Whales and worlds

Today the light was soft. Sunlight hazed through billowy clouds, gilding the edges of the harvested fields, getting caught in the golden trees that have already started losing their hair. English weather really. Most mornings, frost glitters on everything, and once the mist clears, the sky is blue as ice.

Quite a lot has happened in the past two weeks. I had my last day of my summer job of proofreading and newsletter writing. Finishing up was actually a bit sad. We made a seriously brilliant newsletter though.

I held a two week old baby. She was beautiful.

I got back from the UK yesterday, a five day trip that started with an essay exam in Leeds, continued through a packed two days of catching up with friends in Leeds and York, and culminated in a lovely weekend involving curry and beer in London with my brother and two cousins and their wives. Family is just the best.

I also squeezed in an exhibition on T.S. Eliot and Faber and Faber in the British Library (did you know, there was only ever one Faber but they thought that two Fabers sounded more distinguished). Seeing type-written letters between Eliot and Pound and Stephen Spender and a whole host of other poets was just cool.

And on Tuesday morning I went to the Turner Prize exhibition with my brother. Probably not quite worth the eight quid but fascinating all the same. My favourite was a partial whale skeleton that you could only view through slits in the wall so that you were taken aback by shocking details and strange angles. It was called ‘Leviathan Edge’. The artist had also reproduced Brancusi’s Bird in Space sculptures in coal dust. My brother preferred a different installation involving an atomized aeroplane scattered on the floor like a desert landscape, and wall sculptures made of a mix of plastic and powdered brain. Actually both installations seemed to be about trapped flight, and movement, and time…
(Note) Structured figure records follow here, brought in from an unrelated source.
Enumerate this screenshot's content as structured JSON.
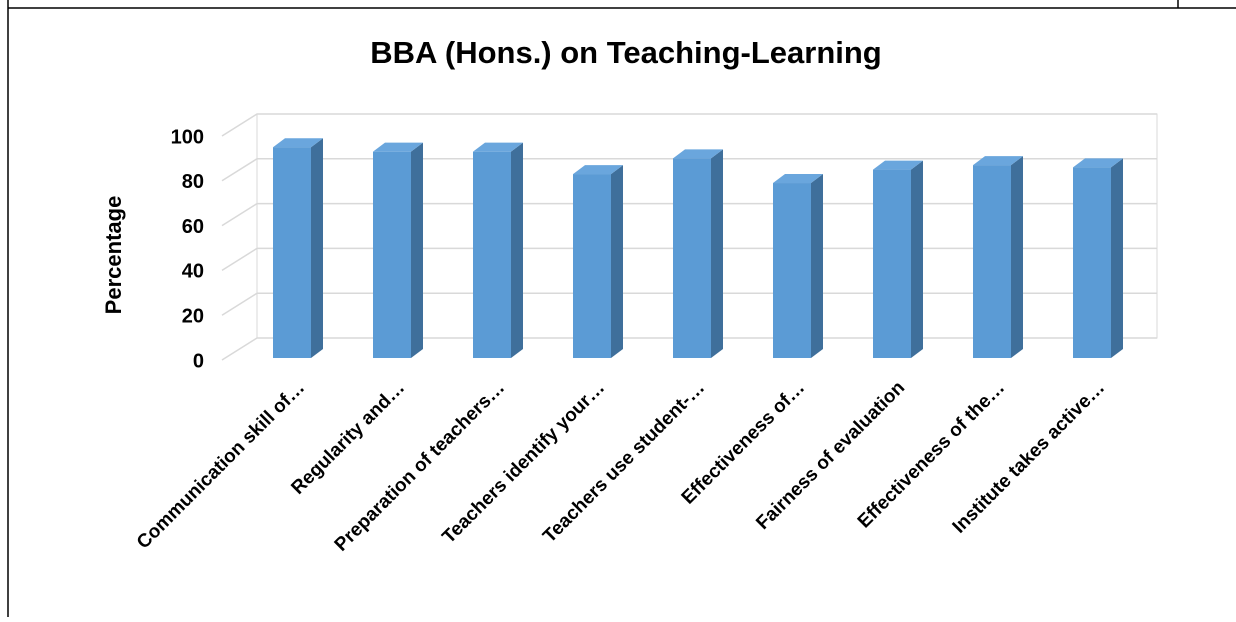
{
  "chart_data": {
    "type": "bar3d",
    "title": "BBA (Hons.) on Teaching-Learning",
    "y_label": "Percentage",
    "categories": [
      "Communication skill of…",
      "Regularity and…",
      "Preparation of teachers…",
      "Teachers identify your…",
      "Teachers use student-…",
      "Effectiveness of…",
      "Fairness of evaluation",
      "Effectiveness of the…",
      "Institute takes active…"
    ],
    "values": [
      95,
      93,
      93,
      83,
      90,
      79,
      85,
      87,
      86
    ],
    "color": "#5b9bd5",
    "side_color": "#3f6f9b",
    "top_color": "#6aa6dd",
    "ylim": [
      0,
      100
    ],
    "yticks": [
      0,
      20,
      40,
      60,
      80,
      100
    ],
    "grid": true
  }
}
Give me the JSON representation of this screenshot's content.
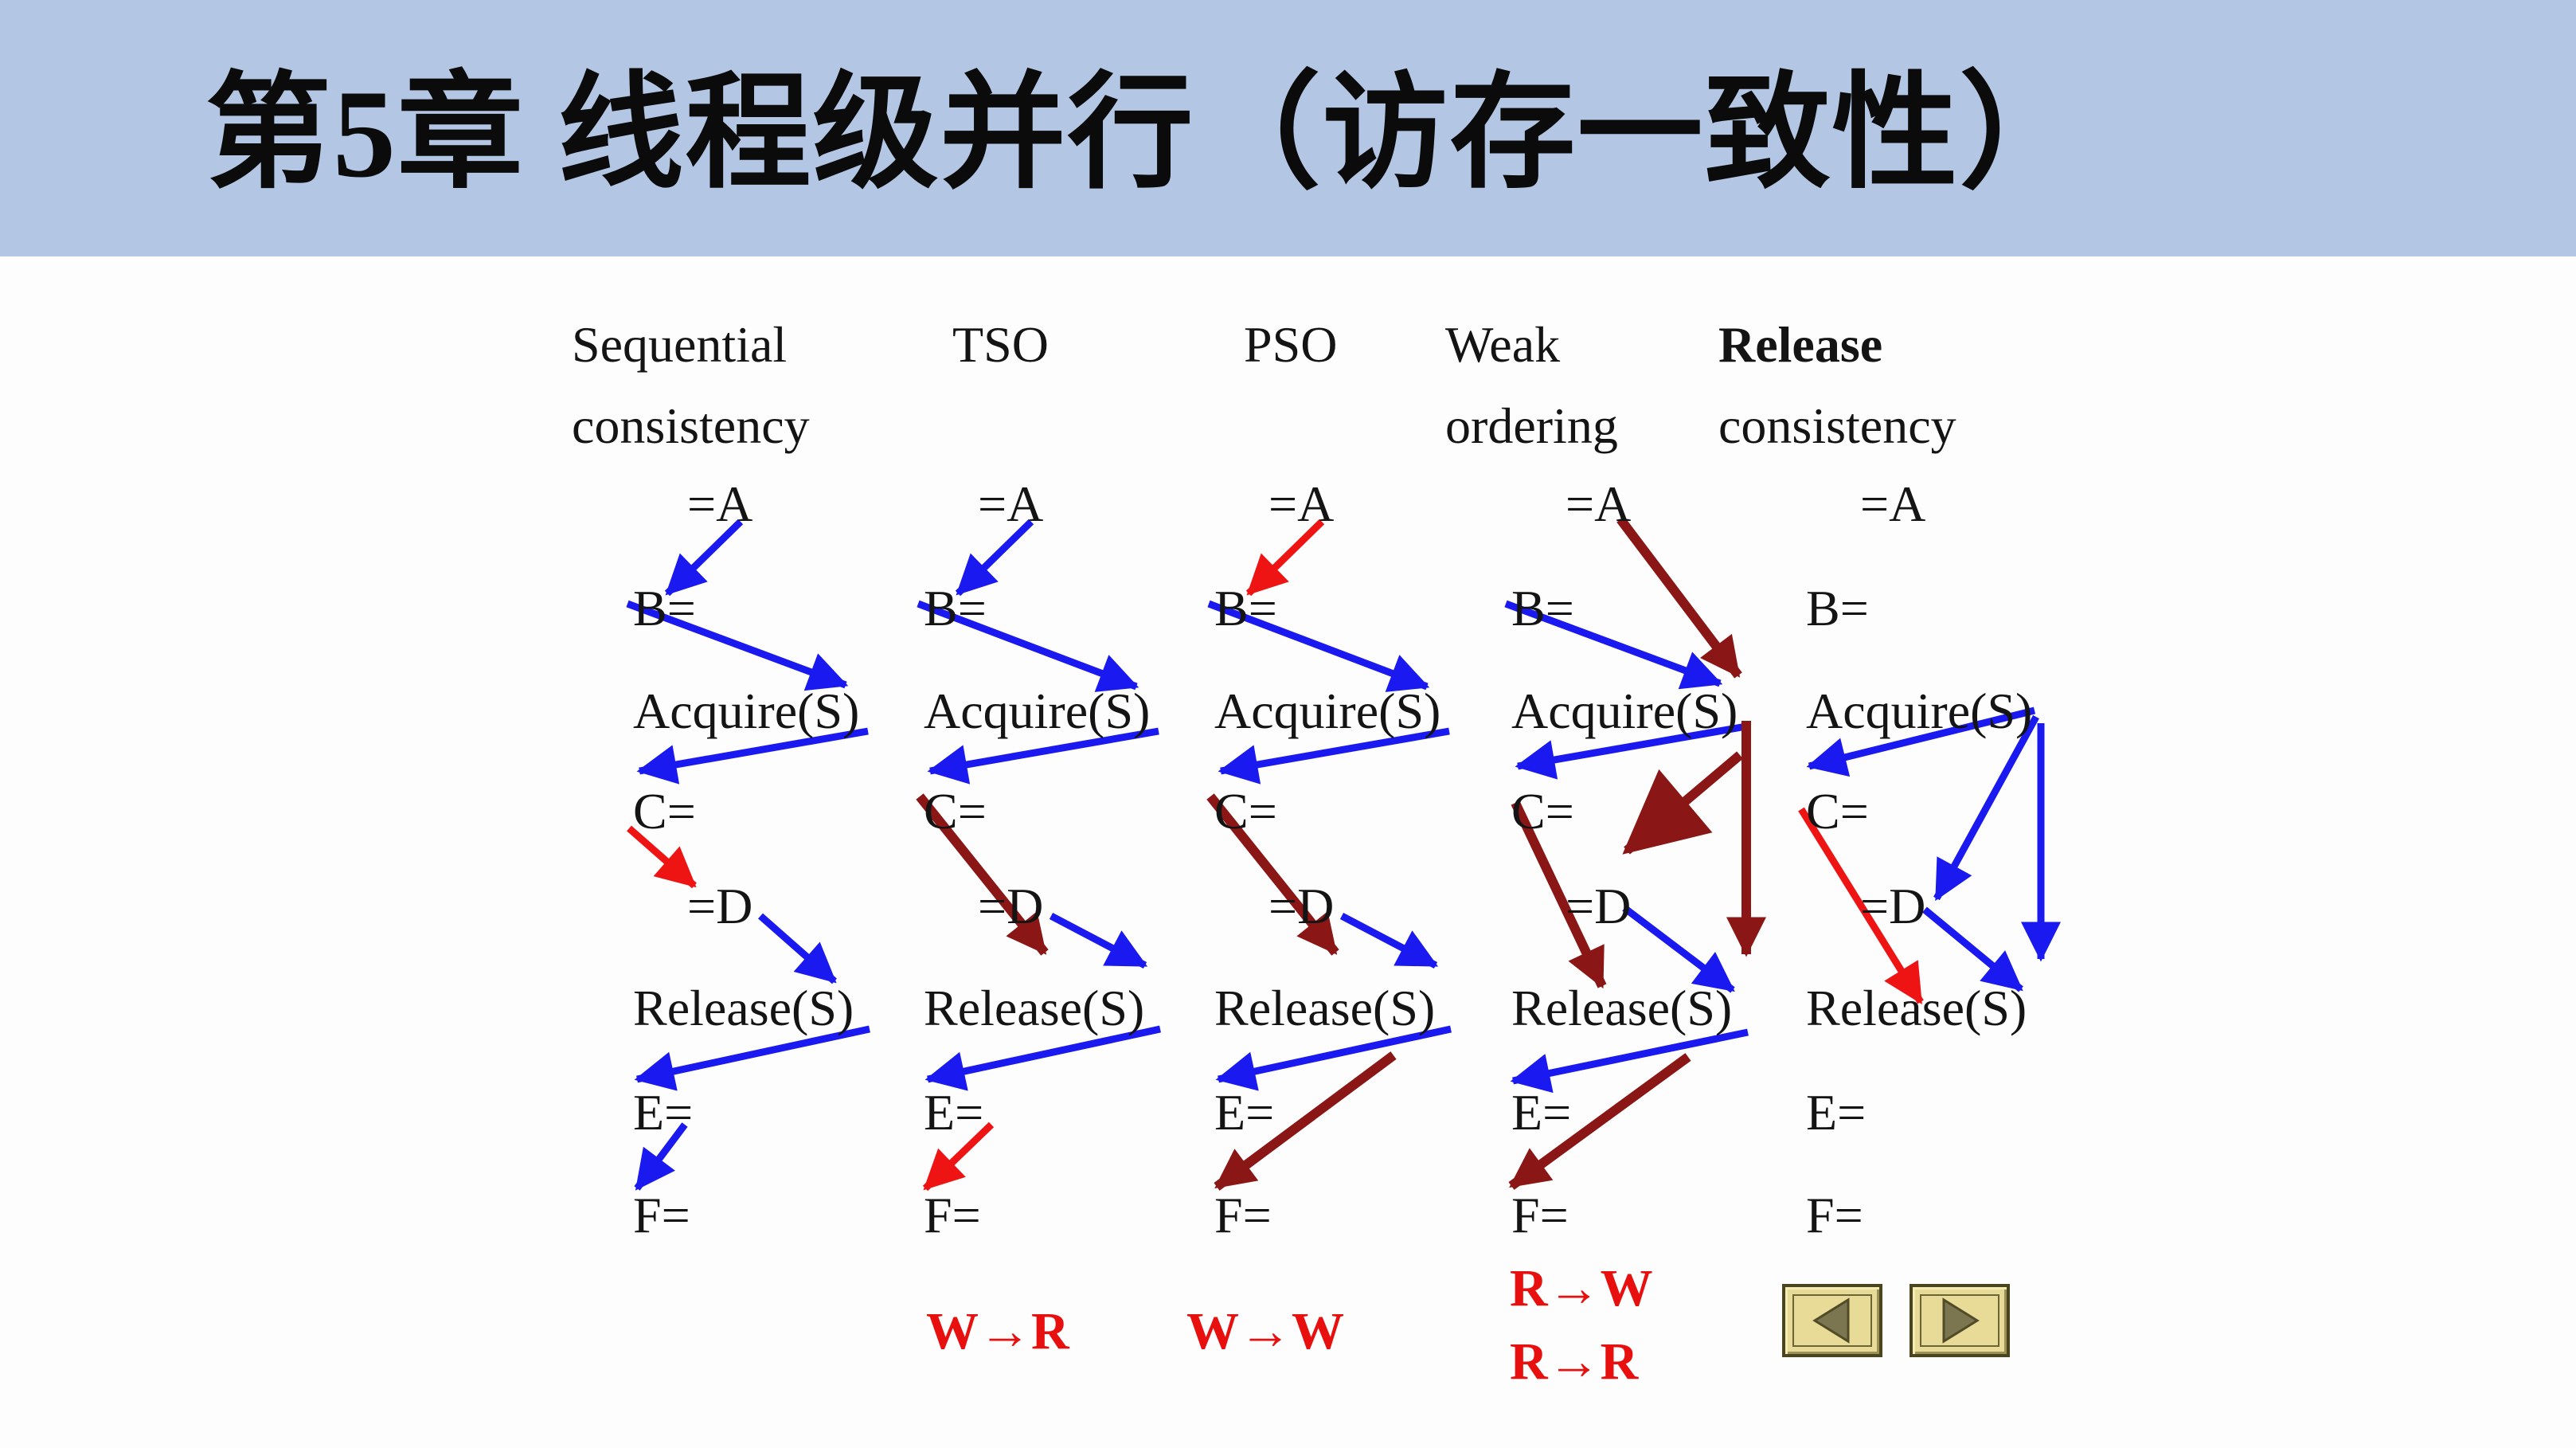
{
  "slide": {
    "title": "第5章 线程级并行（访存一致性）"
  },
  "palette": {
    "title_band": "#b3c6e4",
    "arrow_blue": "#1a1af0",
    "arrow_red": "#ee1414",
    "arrow_maroon": "#8a1616",
    "rule_label_red": "#e8100f",
    "button_face": "#e7db97",
    "button_triangle": "#7b7650"
  },
  "columns": [
    {
      "id": "sequential",
      "header": [
        "Sequential",
        "consistency"
      ],
      "items": [
        "=A",
        "B=",
        "Acquire(S)",
        "C=",
        "=D",
        "Release(S)",
        "E=",
        "F="
      ],
      "bottom_labels": [],
      "edges": [
        {
          "from": "=A",
          "to": "B=",
          "color": "blue"
        },
        {
          "from": "B=",
          "to": "Acquire(S)",
          "color": "blue"
        },
        {
          "from": "Acquire(S)",
          "to": "C=",
          "color": "blue"
        },
        {
          "from": "C=",
          "to": "=D",
          "color": "red"
        },
        {
          "from": "=D",
          "to": "Release(S)",
          "color": "blue"
        },
        {
          "from": "Release(S)",
          "to": "E=",
          "color": "blue"
        },
        {
          "from": "E=",
          "to": "F=",
          "color": "blue"
        }
      ]
    },
    {
      "id": "tso",
      "header": [
        "TSO"
      ],
      "items": [
        "=A",
        "B=",
        "Acquire(S)",
        "C=",
        "=D",
        "Release(S)",
        "E=",
        "F="
      ],
      "bottom_labels": [
        "W→R"
      ],
      "edges": [
        {
          "from": "=A",
          "to": "B=",
          "color": "blue"
        },
        {
          "from": "B=",
          "to": "Acquire(S)",
          "color": "blue"
        },
        {
          "from": "Acquire(S)",
          "to": "C=",
          "color": "blue"
        },
        {
          "from": "C=",
          "to": "Release(S)",
          "color": "maroon"
        },
        {
          "from": "=D",
          "to": "Release(S)",
          "color": "blue"
        },
        {
          "from": "Release(S)",
          "to": "E=",
          "color": "blue"
        },
        {
          "from": "E=",
          "to": "F=",
          "color": "red"
        }
      ]
    },
    {
      "id": "pso",
      "header": [
        "PSO"
      ],
      "items": [
        "=A",
        "B=",
        "Acquire(S)",
        "C=",
        "=D",
        "Release(S)",
        "E=",
        "F="
      ],
      "bottom_labels": [
        "W→W"
      ],
      "edges": [
        {
          "from": "=A",
          "to": "B=",
          "color": "red"
        },
        {
          "from": "B=",
          "to": "Acquire(S)",
          "color": "blue"
        },
        {
          "from": "Acquire(S)",
          "to": "C=",
          "color": "blue"
        },
        {
          "from": "C=",
          "to": "Release(S)",
          "color": "maroon"
        },
        {
          "from": "=D",
          "to": "Release(S)",
          "color": "blue"
        },
        {
          "from": "Release(S)",
          "to": "E=",
          "color": "blue"
        },
        {
          "from": "Release(S)",
          "to": "F=",
          "color": "maroon"
        }
      ]
    },
    {
      "id": "weak-ordering",
      "header": [
        "Weak",
        "ordering"
      ],
      "items": [
        "=A",
        "B=",
        "Acquire(S)",
        "C=",
        "=D",
        "Release(S)",
        "E=",
        "F="
      ],
      "bottom_labels": [
        "R→W",
        "R→R"
      ],
      "edges": [
        {
          "from": "=A",
          "to": "Acquire(S)",
          "color": "maroon"
        },
        {
          "from": "B=",
          "to": "Acquire(S)",
          "color": "blue"
        },
        {
          "from": "Acquire(S)",
          "to": "C=",
          "color": "blue"
        },
        {
          "from": "Acquire(S)",
          "to": "=D",
          "color": "maroon",
          "big_head": true
        },
        {
          "from": "Acquire(S)",
          "to": "Release(S)",
          "color": "maroon"
        },
        {
          "from": "C=",
          "to": "Release(S)",
          "color": "maroon"
        },
        {
          "from": "=D",
          "to": "Release(S)",
          "color": "blue"
        },
        {
          "from": "Release(S)",
          "to": "E=",
          "color": "blue"
        },
        {
          "from": "Release(S)",
          "to": "F=",
          "color": "maroon"
        }
      ]
    },
    {
      "id": "release-consistency",
      "header": [
        "Release",
        "consistency"
      ],
      "items": [
        "=A",
        "B=",
        "Acquire(S)",
        "C=",
        "=D",
        "Release(S)",
        "E=",
        "F="
      ],
      "bottom_labels": [],
      "edges": [
        {
          "from": "Acquire(S)",
          "to": "C=",
          "color": "blue"
        },
        {
          "from": "Acquire(S)",
          "to": "=D",
          "color": "blue"
        },
        {
          "from": "Acquire(S)",
          "to": "Release(S)",
          "color": "blue"
        },
        {
          "from": "C=",
          "to": "Release(S)",
          "color": "red"
        },
        {
          "from": "=D",
          "to": "Release(S)",
          "color": "blue"
        }
      ]
    }
  ],
  "nav": {
    "prev_icon": "left-triangle",
    "next_icon": "right-triangle"
  }
}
Speaking of flight, that’s what Michael’s been doing – brushing the sunset with his wings. He’s in the States for a conference (and other things), but I couldn’t join this time because of commitments.

I got home last night to a fat package covered in stamps with whales on them. It was a copy of the brand new Macquarie Pen Anthology of Australian Literature, which my Grandma very very kindly posted to me. Another world, more than a thousand pages long. I can’t wait to get stuck into it.

I’m happy to be back – happy to be at the kindergarten, and to have two days a week free now for writing. Let’s see where it takes me.